Omission of the strategically crucial island of Crete in the formation of the Kingdom of Greece remains a sore point, and the island's status has become more problematic as the fate of the Ottoman Empire assumes a greater role in Great Power relations.
In the early 1860s, the Great Powers had agree to the unification of Italy and the transfer by Britain of the Ionian Islands to Greece.
As the Orthodox population and nationalist sentiments grows on Crete and King George openly supports the Cretan reunification factions, these changes also reinforce Greek advocacy of claims to Crete.
The result is a guerrilla rebellion on Crete that receives wide support from the Greek government and people.
The uprising is officially proclaimed on August 21, 1866.
The revolt causes immediate sympathy in Greece, but also elsewhere in Europe.
The rebels initially manage to gain control of most of the hinterland although, as always, the four fortified towns of the north coast (Chania, Rethymno, Irakleio and Agios Nikolaos) and the southern town of Ierapetra remain in Ottoman hands.
The Christian Cretans had risen up together with the rest of Greece in the Greek Revolution of 1821, but despite successes in the countryside, the Ottomans had held out in the four fortified towns of the northern coast and the island had been eventually reconquered by 1828, becoming an Egyptian province (Muhammad Ali's Egypt had been a vassal of the Ottoman Empire, but a powerful and semi-independent one with its own military).

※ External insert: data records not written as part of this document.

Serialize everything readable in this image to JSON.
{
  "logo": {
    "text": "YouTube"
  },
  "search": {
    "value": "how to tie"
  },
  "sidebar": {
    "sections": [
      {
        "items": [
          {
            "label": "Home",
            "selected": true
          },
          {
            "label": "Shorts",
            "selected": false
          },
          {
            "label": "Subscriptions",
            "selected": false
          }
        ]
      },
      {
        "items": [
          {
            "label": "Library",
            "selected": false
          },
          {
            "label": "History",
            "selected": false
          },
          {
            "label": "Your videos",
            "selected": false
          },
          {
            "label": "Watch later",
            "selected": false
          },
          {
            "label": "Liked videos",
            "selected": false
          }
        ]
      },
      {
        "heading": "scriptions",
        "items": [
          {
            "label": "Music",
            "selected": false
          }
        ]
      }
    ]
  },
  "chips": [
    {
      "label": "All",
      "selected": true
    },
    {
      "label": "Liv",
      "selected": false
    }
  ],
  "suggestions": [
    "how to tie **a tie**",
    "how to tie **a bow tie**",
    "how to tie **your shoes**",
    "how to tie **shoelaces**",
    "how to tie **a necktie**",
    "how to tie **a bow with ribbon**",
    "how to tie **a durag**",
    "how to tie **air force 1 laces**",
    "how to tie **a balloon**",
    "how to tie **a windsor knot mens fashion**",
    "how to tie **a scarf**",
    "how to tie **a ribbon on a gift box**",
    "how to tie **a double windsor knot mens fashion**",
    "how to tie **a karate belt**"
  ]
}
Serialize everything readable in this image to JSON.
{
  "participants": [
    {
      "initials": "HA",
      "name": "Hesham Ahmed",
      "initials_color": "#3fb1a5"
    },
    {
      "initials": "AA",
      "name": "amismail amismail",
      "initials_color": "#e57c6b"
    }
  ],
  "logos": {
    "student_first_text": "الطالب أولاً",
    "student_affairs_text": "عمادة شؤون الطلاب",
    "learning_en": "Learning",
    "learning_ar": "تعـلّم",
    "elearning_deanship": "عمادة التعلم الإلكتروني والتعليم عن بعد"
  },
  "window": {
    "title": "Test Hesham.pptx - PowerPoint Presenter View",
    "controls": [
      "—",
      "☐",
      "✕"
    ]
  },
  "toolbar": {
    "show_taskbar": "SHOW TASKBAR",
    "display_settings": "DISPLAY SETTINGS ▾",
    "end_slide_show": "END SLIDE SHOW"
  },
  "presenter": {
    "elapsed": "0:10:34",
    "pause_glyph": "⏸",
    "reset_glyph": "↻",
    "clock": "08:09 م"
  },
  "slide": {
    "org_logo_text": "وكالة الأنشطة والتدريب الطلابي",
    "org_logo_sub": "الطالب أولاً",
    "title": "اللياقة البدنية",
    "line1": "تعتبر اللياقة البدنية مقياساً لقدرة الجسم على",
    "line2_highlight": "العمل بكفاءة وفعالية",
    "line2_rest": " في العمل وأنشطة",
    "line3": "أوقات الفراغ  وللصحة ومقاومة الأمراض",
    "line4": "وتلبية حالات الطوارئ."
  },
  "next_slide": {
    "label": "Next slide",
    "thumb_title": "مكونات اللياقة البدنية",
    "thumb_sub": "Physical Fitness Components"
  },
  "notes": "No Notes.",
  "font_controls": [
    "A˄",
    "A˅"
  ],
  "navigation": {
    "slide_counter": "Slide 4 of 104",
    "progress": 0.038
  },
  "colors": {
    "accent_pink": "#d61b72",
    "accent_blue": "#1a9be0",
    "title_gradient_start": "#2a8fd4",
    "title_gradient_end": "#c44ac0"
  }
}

In 1840, Crete had been returned to direct Ottoman rule, followed by an unsuccessful 1841 uprising in support of Union with independent Greece.
Another uprising in 1858 had secured some privileges, such as the right to bear arms, equality of Christian and Muslim worship, and the establishment of Christian councils of elders with jurisdiction over education and customary and family law.
These concessions are resented by the Muslim community, while the Christians press for more, while maintaining their ultimate aim of Union with Greece.
One particular event in Crete, the "Holocaust of Arkadi", causes strong reactions among the liberal circles of western Europe,
The event occurs in November 1866, as a large Ottoman force besieges the Arkadi Monastery, which serves as the headquarters of the rebellion.
In addition to its two hundred and fifty-nine defenders, over seven hundred women and children have taken refuge in the monastery.
After a few days of hard fighting, the Ottomans break into the monastery.
At this point, the abbot of the monastery sets fire to the gunpowder stored in the monastery's vaults, causing the death of most of the rebels and the women and children sheltered there.
As reported by the American writer and consul William Stillman and others over the recently introduced telegraph, this event causes enormous shock in the rest of Europe and in North America and decreases the perceived legitimacy of Turkish rule.
The major European powers consider, but eventually reject, intervention in 1868 to prevent the Ottomans from suppressing the Cretan Revolt.
Serbian and Russian support of the Cretan rebellion has softened by 1869, and the Ottoman fleet has used a blockade of the island to its advantage.
The Cretan rebels find considerable public sympathy in the West but efforts by Russia and Serbia to profit from the Ottoman Empire's distraction in Crete bring diplomatic pressure from Britain and France.